Este domingo (septiembre 14, 2014) la Iglesia celebró
la Fiesta de la Exaltación de la Santa Cruz.
En mi reflexión anterior (Exaltación
de la Santa Cruz) expliqué algo de su historia y el porqué de esta celebración
litúrgica. El Evangelio que fue
proclamado ese día fue el de San Juan (3, 13-17). En este texto hay dos cosas fundamentales que
Jesús nos deja que son de vital importancia a la hora (en todo momento) de
tener que vivir este texto joánico.
Estos son la humildad y el amor de Cristo.
Para poder entender estas dos virtudes: la humildad y
el amor en Cristo Jesús voy a usar la siguiente analogía o comparación. El Papa Pablo VI nos dejó una muy bella expresión
que nos dice: “si quieres paz lucha por la justicia.” Esta dos virtudes y dones son inseparables. Una no puede funcionar sin la otra. Así también sucede con la humildad y
con el amor (o caridad que es el amor hecho acción). Para que el amor sea verdadero y
sincero debe estar “bañado o rociado” grandemente de la humildad.
Se sabe que la cruz era la clásica herramienta para la
pena de muerte del Imperio Romano. La
cruz era signo de escándalo, ignominia y vergüenza en tiempo de Jesús (y aun
desde antes de la Encarnación de Jesucristo).
Pero San Pablo nos enseña el valor inigualable que cruz adquirió por
Jesús para el beneficio espiritual de los cristianos ya que Cristo se humilló a
sí mismo, por eso Dios lo exaltó sobre todas las cosas (ver Filipenses 2, 6-11). Para comprender el contexto de este himno
cristológico es muy recomendable de leer los cinco versículos (Filipenses 2,
1-5) que anteceden a este texto paulino.
Veamos que cuando Jesús les anuncio lo que debía
suceder a Él (ver Mt. 16, 21-23; Mt. 17, 22-23; Mt. 20, 17-19)

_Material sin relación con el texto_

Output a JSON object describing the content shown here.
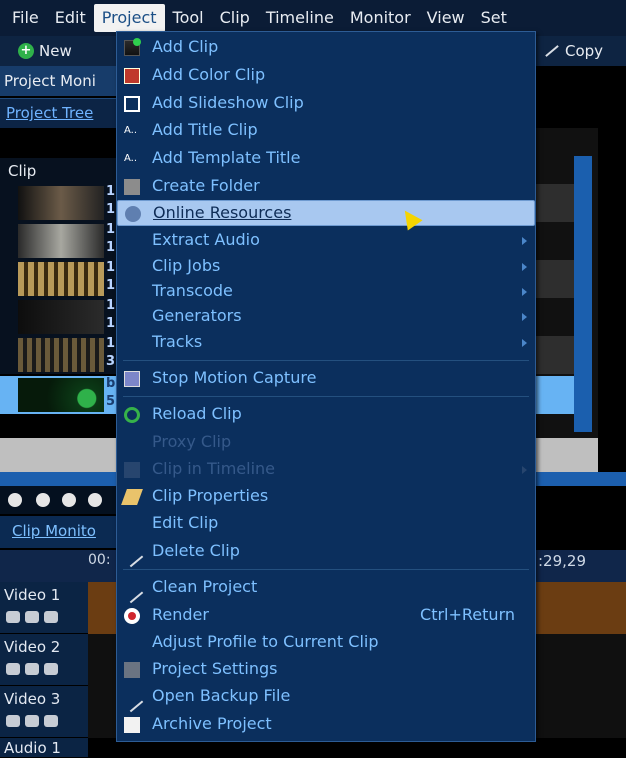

los apóstoles y la primera generación (testigos oculares) de discípulos solo
oyeron lo de su pasión y su muerte. Pero
no supieron captar que también les decía que había de resucitar. Ejemplo de esto lo escuchamos hace varias
semanas atrás cuando Pedro llamo (o llevo) a solas a Jesús y le dijo que (como
decimos en Puerto Rico): “Dios te libre en decir eso” o sea que no lo permita
Dios. Y sabemos que Jesús reprendió a
Pedro con mucho ímpetu (ver Mc. 8, 33).
Otra razón era que entre los discípulos de Jesús había
personas de las distintas corrientes religiosas o políticas de Judea en tiempo
de Jesús. Los saduceos negaban la
resurrección, sus contrarios por su parte creían en está, y estos eran los
fariseos. Otro grupo separados de los
anteriores fueron los esenios, los cuales no creían en la resurrección del
cuerpo.
Podemos decir con gran aire de seguridad que Jesús
tenía discípulos que pertenecieron a estas tendencias religiosas y/o políticas
de la época del Maestro. Por ende algunos
de estos creían en la resurrección y otros no.

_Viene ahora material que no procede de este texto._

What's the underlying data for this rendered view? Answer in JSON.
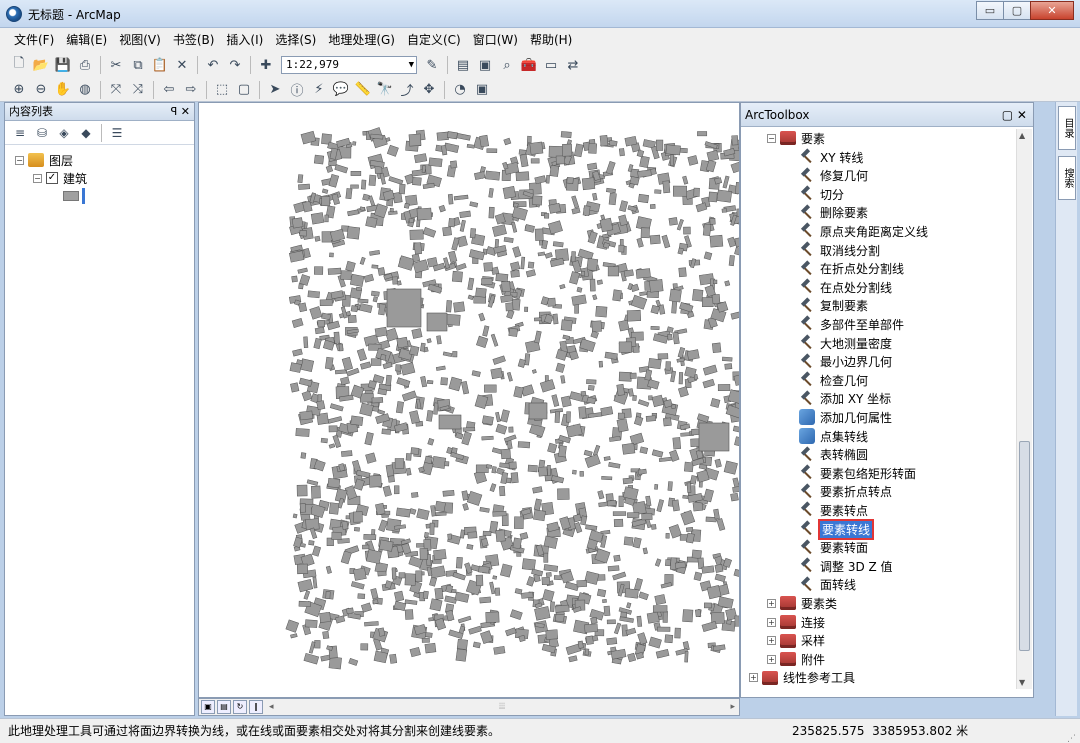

Al Jesús anunciar también su resurrección nos estaba
dando (por así decirlo) un boleto de valor incalculable para el concierto que
le da la esperanza a nuestra vida espiritual.
Recordemos que no puede haber esperanza sin su hermanita que llamamos
Fe. Podemos decir que la Fe y la
Esperanza son dos hermanas que van tomadas de la mano y que nunca se pueden
separar en el Camino que llamamos vida cristiana.
Como consecuencia lógica podemos decir que no puede
haber resurrección sin la muerte. En
este sentido la muerte se convierte en esa pascua (paso) que nos ha de llevar a
la resurrección. Ya Cristo nos dio la
antesala de lo que nos ha de suceder siempre y cuando vivamos tal como Cristo
vivió. Esa es mi fe y mi esperanza.
“María Madre de nuestro Salvador y Redentor
intercede por nosotros (o sea por toda la humanidad) para que un día mis hermanos(as) y yo
pasemos de la muerte a la resurrección y llegar ante la Presencia Infinita y
Beatifica de Dios Todopoderoso. Amén.”